One day, recently, one of those warmer days, Josh decided to let the turkeys and ducks out of their coop. The ducks returned home, but the turkeys decided to bunk in the hayloft. And the next day we had to retrieve them from under the three massive evergreen trees at the bottom of the driveway. We returned them to the hayloft, assuming it was a cozy home that they would be happy to return to and would give them some space from the ducks. Within days the turkeys had moved on, all but our original. By the time we realized the tracks were covered with fresh snow or blown away. So we’re back to our lone turkey, that we’re calling Rosie.
The warm patch of weather melted the ice aggressively, but not enough. With the warm weather came plenty of snow (yes, warm weather = snow), which made the ice-coated ground much easier to walk on. But the temps have dipped even colder (although not as cold as it was) and the frigid wind that came with that cold temp has blown much of the snow off of our drive and farm roads. That brief melt filled in the very few rough patches in the ice, and our walkways are slick than slick. It’s treacherous – we’ve fallen many many times this year as we go about chores. It’s all part of the routine these days!
Everyone is anxious to hear about a creamery update – and we’re anxious for there to be something worth saying! We’re in talks with a local lender. Initially we were told they would let us know within a few weeks. And then a few months. And every few weeks we are asked for one more piece of information, and that should be all. But then a few more weeks pass and we’re asked for another document. We’re considering going directly to FSA at this point. This is the year we really want the creamy up and running.
In December 100 laying hen chicks arrived. This is a little backwards. Usually we get chicks in the spring and they start laying in the fall. But our current flock is less than 40 hens is going on three years old and people want EGGS. So the chicks that arrived in December should start laying in the spring – and then we’ll be hunting down all those who have begged us for eggs in the last few months. With more daylight the chickens and ducks have been laying just a little bit more.
At the end of this week we participated in Cornell Cooperative Extension and Adirondack Harvest‘s Food From the Farm event at the Oval in Plattsburgh. This is our second year participating in this annual event. It’s always a heartwarming affair with the gym full of farmers and people interested in locally grown food.
Thank you to all who made it to the event and came by to chat. We loved catching up with friends and meeting so many new people too!
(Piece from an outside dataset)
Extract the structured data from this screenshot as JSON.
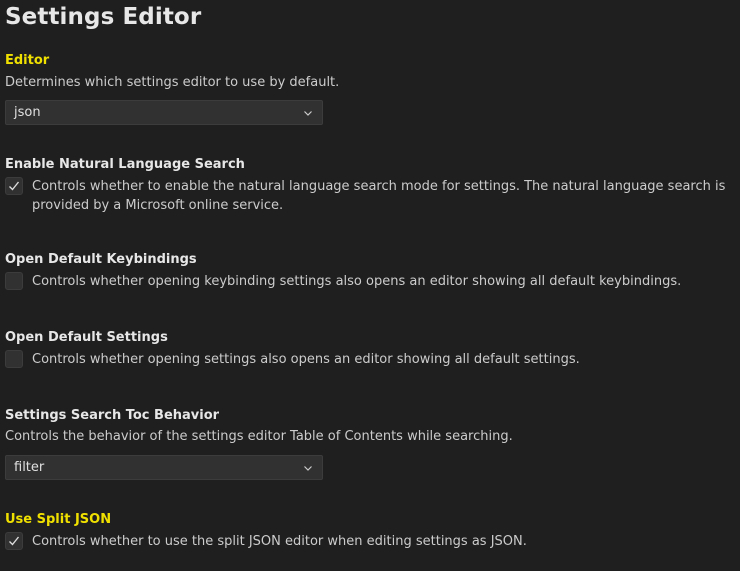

At the farm right now, you’ll find some eggs (if you’re lucky, there may even be a half dozen or two duck eggs) and a re-stocked upright freezer with USDA packaged pork. There is also still chicken and duck available. Just be careful coming up the driveway (although it seems leaving has been more challenging for people than coming – but we have become quite adept at helping people get un-stuck out of the driveway!). If we’re around, we will try to make time to let you peak at the puppies too!